To date Birmingham can’t point to an individual veteran paired with a specific job, but did say the numbers of people accessing his website is growing faster than he had expected.

“Since last October when we started we have gotten several major companies within the transportation industry listing job openings,” he said. “That database is growing every day and the site is getting between 1,500 and 2,000 views a day.”

So far Birmingham has companies listing jobs from New York, Pennsylvania, New Jersey and Oregon.

What he would really like to see are some Maine companies taking part.

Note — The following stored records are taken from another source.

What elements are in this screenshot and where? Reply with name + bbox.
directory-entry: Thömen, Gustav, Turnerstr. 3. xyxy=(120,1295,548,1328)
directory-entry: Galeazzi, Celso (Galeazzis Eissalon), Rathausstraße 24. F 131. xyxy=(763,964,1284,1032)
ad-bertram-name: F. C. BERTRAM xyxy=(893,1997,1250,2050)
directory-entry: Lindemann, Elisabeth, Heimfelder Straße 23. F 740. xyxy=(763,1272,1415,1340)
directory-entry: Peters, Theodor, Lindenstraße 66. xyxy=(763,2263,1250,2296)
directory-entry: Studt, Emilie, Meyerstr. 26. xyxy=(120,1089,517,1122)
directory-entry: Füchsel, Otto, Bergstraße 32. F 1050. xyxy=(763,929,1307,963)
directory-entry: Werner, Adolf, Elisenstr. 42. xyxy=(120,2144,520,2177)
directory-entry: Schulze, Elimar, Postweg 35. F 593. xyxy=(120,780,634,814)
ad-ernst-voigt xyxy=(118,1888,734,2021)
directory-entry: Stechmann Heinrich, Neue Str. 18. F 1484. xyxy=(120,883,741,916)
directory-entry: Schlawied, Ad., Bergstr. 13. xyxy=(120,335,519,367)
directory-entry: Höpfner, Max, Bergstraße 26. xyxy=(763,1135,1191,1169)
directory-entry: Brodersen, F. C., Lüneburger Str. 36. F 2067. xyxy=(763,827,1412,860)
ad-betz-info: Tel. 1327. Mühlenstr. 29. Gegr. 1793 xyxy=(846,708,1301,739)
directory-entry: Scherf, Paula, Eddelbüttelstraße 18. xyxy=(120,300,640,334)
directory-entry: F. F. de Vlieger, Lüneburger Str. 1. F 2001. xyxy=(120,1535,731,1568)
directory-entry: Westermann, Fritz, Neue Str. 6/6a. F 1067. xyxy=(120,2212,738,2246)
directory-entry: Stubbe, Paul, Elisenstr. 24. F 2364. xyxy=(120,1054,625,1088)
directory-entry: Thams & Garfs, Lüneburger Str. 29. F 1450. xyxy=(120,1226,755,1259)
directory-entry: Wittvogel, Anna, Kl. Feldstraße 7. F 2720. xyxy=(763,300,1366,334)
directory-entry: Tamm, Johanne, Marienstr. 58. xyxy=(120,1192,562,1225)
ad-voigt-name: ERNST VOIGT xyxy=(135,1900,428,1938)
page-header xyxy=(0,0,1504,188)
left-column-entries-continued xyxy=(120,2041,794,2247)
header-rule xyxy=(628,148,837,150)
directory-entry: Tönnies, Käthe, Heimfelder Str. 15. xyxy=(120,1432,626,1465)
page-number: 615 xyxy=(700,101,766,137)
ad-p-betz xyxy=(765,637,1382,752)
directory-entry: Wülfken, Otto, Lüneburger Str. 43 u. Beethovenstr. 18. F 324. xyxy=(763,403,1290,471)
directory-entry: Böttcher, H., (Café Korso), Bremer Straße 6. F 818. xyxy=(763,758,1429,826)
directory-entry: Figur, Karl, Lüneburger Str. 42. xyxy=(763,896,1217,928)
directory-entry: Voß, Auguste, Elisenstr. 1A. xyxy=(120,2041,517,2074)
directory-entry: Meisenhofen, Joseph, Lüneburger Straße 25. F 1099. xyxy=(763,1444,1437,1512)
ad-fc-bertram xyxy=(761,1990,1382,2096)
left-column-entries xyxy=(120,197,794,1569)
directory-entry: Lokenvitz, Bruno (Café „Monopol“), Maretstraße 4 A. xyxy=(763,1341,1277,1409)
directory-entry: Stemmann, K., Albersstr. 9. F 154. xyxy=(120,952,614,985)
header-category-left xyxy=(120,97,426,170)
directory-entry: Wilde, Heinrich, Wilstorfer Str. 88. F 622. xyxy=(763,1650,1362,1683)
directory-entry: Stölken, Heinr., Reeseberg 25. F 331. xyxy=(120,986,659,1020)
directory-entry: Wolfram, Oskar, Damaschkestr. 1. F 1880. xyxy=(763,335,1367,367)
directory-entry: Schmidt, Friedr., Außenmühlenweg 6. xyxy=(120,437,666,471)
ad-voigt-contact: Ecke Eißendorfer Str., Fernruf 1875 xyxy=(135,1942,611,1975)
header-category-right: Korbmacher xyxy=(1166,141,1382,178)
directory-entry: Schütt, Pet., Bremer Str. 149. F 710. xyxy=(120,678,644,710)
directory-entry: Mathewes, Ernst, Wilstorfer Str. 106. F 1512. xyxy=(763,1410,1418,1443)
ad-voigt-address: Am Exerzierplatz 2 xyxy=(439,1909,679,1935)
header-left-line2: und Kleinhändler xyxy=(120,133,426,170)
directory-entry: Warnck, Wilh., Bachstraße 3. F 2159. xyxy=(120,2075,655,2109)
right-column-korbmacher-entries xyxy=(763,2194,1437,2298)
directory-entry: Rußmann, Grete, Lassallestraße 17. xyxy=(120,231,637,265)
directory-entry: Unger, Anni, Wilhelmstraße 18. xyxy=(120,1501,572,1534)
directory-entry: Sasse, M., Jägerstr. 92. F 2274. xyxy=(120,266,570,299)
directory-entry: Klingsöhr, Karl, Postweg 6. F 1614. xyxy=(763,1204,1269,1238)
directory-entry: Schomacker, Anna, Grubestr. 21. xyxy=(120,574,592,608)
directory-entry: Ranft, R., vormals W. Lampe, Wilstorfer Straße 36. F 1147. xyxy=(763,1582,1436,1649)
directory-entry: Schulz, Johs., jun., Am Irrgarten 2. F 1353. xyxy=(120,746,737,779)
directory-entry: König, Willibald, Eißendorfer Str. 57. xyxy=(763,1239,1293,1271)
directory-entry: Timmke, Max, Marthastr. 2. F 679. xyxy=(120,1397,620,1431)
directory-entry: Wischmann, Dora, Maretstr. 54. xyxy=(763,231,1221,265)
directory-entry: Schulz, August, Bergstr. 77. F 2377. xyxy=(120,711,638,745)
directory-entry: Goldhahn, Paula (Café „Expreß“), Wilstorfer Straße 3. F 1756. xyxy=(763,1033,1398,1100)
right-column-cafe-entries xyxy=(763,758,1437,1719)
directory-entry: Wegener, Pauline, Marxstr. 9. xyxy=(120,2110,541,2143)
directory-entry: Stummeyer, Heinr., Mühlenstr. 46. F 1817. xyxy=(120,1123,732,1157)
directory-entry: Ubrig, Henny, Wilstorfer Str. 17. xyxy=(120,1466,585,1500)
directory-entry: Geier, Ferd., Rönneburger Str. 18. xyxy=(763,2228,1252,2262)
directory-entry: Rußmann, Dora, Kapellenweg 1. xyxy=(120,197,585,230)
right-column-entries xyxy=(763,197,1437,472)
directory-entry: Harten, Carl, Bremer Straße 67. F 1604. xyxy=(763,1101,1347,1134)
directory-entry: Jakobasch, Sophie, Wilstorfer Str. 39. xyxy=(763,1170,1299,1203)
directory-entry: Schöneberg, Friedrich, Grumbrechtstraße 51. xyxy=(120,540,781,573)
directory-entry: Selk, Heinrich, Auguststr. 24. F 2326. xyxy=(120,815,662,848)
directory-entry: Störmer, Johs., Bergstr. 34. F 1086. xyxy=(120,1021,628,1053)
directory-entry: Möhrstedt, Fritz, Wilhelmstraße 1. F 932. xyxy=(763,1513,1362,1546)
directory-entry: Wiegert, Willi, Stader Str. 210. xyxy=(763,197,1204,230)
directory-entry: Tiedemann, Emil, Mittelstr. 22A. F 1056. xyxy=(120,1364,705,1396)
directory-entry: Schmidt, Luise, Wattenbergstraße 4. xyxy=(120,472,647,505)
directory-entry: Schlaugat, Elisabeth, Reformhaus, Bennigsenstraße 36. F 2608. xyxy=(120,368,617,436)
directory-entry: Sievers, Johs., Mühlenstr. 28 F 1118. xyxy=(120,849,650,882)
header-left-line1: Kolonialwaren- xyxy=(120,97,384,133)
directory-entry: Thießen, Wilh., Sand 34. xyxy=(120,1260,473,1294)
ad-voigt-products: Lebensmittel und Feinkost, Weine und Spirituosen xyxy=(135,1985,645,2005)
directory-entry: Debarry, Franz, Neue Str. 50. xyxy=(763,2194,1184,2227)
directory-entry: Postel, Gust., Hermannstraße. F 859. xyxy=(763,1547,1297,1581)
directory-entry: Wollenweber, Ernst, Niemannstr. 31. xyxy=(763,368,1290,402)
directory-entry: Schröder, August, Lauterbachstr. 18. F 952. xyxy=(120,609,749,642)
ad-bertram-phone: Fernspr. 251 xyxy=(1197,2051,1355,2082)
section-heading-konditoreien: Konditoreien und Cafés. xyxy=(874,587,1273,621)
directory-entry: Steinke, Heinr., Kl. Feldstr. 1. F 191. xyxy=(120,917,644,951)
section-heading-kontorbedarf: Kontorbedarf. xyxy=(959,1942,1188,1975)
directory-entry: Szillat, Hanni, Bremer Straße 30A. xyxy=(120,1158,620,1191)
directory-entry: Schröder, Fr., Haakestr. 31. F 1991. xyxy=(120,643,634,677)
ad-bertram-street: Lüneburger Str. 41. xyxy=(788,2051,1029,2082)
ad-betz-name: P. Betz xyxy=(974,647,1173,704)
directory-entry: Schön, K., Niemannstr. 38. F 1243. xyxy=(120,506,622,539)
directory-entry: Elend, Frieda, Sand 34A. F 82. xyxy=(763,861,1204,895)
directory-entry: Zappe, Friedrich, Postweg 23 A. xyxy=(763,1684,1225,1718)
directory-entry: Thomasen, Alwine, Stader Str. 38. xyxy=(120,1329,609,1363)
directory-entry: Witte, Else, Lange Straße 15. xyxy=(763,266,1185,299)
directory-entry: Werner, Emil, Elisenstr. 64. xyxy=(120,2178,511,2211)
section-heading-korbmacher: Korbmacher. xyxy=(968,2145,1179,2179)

“I have reached out to some of the major transportation industry related companies in Maine,” he said. “I also have meetings in the works with several other companies in Maine including a chain of sports medicine gyms and the Maine Military community networks.”

There are other veterans’ organizations who work on employment assistance, Birmingham said, but added his is the only one dedicated to the transportation industry.

“It’s really a perfect match for the vets and these jobs,” he said. “Many of the jobs require the driving or mechanical skills they have already learned and the security clearances they already have.”

Finding that productive employment could be the biggest thing in a returning veteran’s life, Birmingham said, or the one thing that gives them the hope denied to the young man in New York.

“If we can change the life of just one person, it’s worth it,” he said.